El gentío se fue aclarando al pasar la esquina. A la izquierda tenía los edificios de ladrillo rojo del Hospital G. P, bastante retirados del muro circundante, que le llegaba a la altura del hombro, y de la estrecha zanja que corría al pie. Aflojó el paso, buscando en el muro el arco conmemorativo.

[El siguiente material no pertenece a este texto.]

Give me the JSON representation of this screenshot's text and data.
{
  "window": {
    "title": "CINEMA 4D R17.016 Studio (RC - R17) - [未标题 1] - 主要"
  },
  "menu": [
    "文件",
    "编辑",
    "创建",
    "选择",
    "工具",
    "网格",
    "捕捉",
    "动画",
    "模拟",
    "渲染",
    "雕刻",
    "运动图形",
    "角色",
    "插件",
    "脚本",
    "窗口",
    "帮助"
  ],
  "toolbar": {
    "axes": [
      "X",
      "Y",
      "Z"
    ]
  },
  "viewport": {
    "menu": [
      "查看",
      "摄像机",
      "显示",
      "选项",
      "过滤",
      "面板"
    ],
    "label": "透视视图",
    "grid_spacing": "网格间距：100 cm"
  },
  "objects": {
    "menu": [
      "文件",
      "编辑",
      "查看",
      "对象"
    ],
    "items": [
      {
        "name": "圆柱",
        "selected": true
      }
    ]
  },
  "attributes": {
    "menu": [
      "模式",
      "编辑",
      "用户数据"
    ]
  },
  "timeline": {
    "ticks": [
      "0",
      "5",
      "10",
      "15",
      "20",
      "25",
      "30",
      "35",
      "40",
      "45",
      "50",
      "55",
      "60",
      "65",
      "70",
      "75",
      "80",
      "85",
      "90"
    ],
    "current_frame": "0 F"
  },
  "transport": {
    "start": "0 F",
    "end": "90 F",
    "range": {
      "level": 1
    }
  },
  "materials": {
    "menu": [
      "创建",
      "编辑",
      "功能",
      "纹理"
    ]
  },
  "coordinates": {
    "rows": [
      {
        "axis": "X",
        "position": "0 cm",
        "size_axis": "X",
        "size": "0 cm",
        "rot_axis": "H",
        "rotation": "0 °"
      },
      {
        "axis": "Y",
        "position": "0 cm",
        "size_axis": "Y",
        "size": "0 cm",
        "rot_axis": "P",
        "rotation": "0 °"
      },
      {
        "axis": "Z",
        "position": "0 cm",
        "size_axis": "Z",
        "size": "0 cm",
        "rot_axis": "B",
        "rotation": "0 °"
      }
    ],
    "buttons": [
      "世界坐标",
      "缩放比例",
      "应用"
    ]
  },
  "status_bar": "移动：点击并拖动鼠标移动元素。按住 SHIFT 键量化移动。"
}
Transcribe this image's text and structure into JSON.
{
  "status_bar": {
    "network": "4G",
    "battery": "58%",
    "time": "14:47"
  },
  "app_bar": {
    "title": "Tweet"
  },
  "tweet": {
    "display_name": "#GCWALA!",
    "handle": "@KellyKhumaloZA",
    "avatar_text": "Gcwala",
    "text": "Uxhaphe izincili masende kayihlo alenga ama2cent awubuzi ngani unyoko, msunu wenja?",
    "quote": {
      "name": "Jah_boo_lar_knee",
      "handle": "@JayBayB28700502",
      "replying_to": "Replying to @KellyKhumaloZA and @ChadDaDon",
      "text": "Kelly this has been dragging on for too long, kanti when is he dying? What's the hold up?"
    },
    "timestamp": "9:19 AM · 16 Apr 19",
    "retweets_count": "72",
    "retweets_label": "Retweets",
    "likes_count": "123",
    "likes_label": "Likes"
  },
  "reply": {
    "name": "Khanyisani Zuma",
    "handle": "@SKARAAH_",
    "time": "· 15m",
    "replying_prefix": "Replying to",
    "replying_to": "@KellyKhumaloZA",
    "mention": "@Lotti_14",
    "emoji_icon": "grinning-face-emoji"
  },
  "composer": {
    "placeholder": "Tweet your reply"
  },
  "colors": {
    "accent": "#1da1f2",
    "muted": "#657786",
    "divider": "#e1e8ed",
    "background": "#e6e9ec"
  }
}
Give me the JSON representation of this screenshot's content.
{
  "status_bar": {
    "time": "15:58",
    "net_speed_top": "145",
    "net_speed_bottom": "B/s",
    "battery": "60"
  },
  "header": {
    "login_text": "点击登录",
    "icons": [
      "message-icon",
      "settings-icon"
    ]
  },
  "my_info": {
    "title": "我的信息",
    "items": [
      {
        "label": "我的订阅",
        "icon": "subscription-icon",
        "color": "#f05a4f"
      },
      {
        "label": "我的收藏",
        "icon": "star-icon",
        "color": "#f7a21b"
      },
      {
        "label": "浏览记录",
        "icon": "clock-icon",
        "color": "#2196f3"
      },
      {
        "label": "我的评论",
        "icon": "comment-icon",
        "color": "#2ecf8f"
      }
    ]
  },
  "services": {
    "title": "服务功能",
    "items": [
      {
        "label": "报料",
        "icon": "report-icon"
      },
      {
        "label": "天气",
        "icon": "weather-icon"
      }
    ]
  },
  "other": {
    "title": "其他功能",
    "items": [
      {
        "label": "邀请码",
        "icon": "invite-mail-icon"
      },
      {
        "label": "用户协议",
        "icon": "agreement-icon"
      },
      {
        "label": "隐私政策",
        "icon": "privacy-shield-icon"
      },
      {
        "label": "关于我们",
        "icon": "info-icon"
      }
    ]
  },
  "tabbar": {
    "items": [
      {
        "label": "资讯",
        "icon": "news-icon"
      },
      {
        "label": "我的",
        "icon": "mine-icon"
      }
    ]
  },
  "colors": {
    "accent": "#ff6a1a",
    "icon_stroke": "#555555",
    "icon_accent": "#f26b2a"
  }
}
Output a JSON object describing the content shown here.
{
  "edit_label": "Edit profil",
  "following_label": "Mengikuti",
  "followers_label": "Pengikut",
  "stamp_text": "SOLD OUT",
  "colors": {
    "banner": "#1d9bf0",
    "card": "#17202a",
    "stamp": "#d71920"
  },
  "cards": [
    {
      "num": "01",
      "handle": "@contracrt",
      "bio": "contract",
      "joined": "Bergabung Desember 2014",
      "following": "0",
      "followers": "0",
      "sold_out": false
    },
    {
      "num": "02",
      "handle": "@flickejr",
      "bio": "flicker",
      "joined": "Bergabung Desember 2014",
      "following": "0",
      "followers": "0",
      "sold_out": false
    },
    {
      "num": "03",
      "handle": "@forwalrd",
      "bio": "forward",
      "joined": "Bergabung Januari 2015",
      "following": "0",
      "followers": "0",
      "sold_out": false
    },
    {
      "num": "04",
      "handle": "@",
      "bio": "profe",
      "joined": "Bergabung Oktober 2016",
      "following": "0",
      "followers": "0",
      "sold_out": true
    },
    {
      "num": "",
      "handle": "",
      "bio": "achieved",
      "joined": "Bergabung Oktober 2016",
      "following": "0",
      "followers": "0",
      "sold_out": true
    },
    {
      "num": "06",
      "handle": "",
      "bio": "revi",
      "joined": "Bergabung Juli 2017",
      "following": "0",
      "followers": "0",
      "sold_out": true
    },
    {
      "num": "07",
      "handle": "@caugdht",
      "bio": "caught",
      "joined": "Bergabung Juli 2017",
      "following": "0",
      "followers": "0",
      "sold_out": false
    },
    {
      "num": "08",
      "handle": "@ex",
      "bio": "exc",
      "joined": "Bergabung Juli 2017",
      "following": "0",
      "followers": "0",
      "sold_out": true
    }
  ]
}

Y allí lo tenía de pronto, al otro lado de la zanja, momentáneamente iluminado por los faros de un camión que pasaba: un arco que servía de montante a una oxidada puerta de hierro. En el vértice había un medallón, con el barbado perfil de Ronald Ross. Debajo, a la derecha, se leía una inscripción: En un pequeño laboratorio, a setenta metros al sudeste de esta puerta, el comandante Ronald Ross, del Cuerpo Medico de la India, descubrió en 1898 cómo transmiten los mosquitos la malaria. A la izquierda, grabadas en mármol había tres estrofas de «Exiliado», el poema de Ross:

Este Dios que el día sosiega

ha colocado en mi mano

algo maravilloso; y alabado sea

Dios. A Su mandato,

explorando Sus secretos designios,

agotando lágrimas y esfuerzos,

encuentro tu taimada semilla,

oh, muerte, de millones asesina.

Sé que esta minucia

miles de hombres salvará.

¿Dónde está, oh, muerte, tu aguijón?

¿Dónde, oh, tumba, tu victoria?

Ronald Ross

Murugan se echó a reír. Girando en redondo abrió los brazos y, del mismo poema, empezó a declamar con una voz profunda, alegremente estentórea:

Medio aturdido miro en torno

y veo un reino de muerte:

huesos muertos que caminan por el polvo

y huesos muertos en lo hondo;

raza de infelices atrapados,

en manos de la estrechez

hasta la pura nada triturados,

de la semilla humana la hez.

Le interrumpió un ruido de palmadas procedentes del otro lado de la ancha calle.